Когда Наташа разливала чай, я успел разглядеть на ногтях ее маленьких мизинцев остатки розового лака. Думаю, она всячески оберегала эти наивные символы прошлого, но так и не сберегла: они все же разрушились, остались лишь крохотные розовые точки. По ассоциации мне вспомнилась зеркальная парикмахерская на Невском, я заходил туда будучи студентом. В маникюрном за стеклянными столиками сидели две девушки — им красили ногти, и я, уже подстриженный, почему-то слишком долго крутился тогда перед зеркалом, у двери, поправляя свой ситцевый галстук в горошек. То было весной сорокового года. Страшно давно это было…
— Я, пожалуй, понимаю вашего мужа, — признался я, согретый не то горячим чаем, не то сердечной простотой незнакомой женщины. — Особенно мечты его понимаю.
— Мы с ним оба, наверно, ненормальные, — сказала Наташа. — Никак, представьте себе, не можем привыкнуть к войне. Все кажется: ну, если не завтра, то через месяц, через два война кончится, и мы возьмем карандаши, восковку, опять станем фантазировать, строить, рисовать проекты. Не знаю, хорошо это или плохо.
Проснулась девочка, тихо заплакала.
Наташа тотчас же отодвинула от себя недопитую кружку, поднялась, подошла к постели.
— Ну что, маленькая, будем вставать? Давай будем вставать. На улице сегодня солнышко, а на столе у нас чай — чай и сухари. И все будет в порядке. Ну, я же тебе говорю, Танечка!
Девочка успокоилась.
Докончив свой чай, я распрощался и вышел. Теперь у меня было другое настроение — совсем не то, что на заснеженном Невском, поутру. Жизнь не сдается. И хорошо, что не сдается. Сдаться, замереть она не может.
Новая линия фронта
Коршунов вызвал меня на второй день утром, когда я только что вылез из постели и наскоро протер свое заспанное лицо чистым, чуть отдававшим весной и карболкой снегом.

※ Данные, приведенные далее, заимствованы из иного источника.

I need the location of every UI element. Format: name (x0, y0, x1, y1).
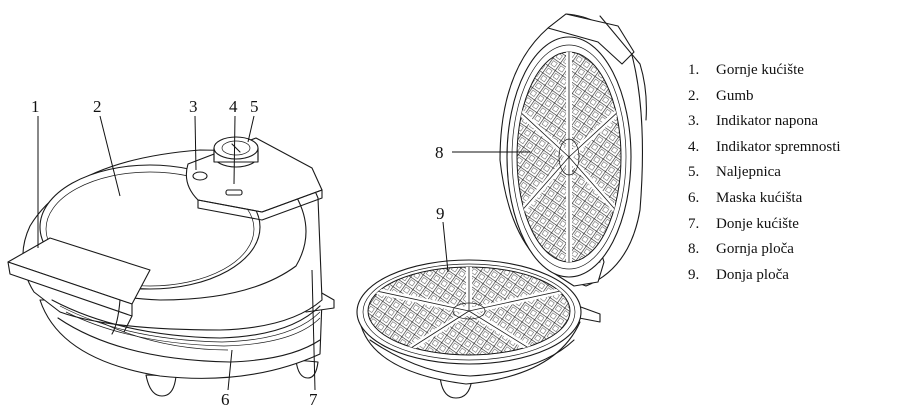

— Ну-с, рад видеть вас во здравии и благополучии.
Этими словами он встретил меня в коридоре. А в кабинете, растирая озябшие пальцы и прохаживаясь от двери к окну (кабинет был маленький и почти пустой: кроме стола с телефоном и трех легких стульев, в нем ничего больше не было), обрушил на меня один за другим сразу несколько вопросов:
— В лазарете хорошо, но в полку веселее, не так ли? Воротничок, вижу, свежий, и белье, надо думать, негрязное? Умывались сегодня водой или снегом? А спали — спокойно или немцы снились? Так с чего же начнем — с какого-нибудь персонального дела?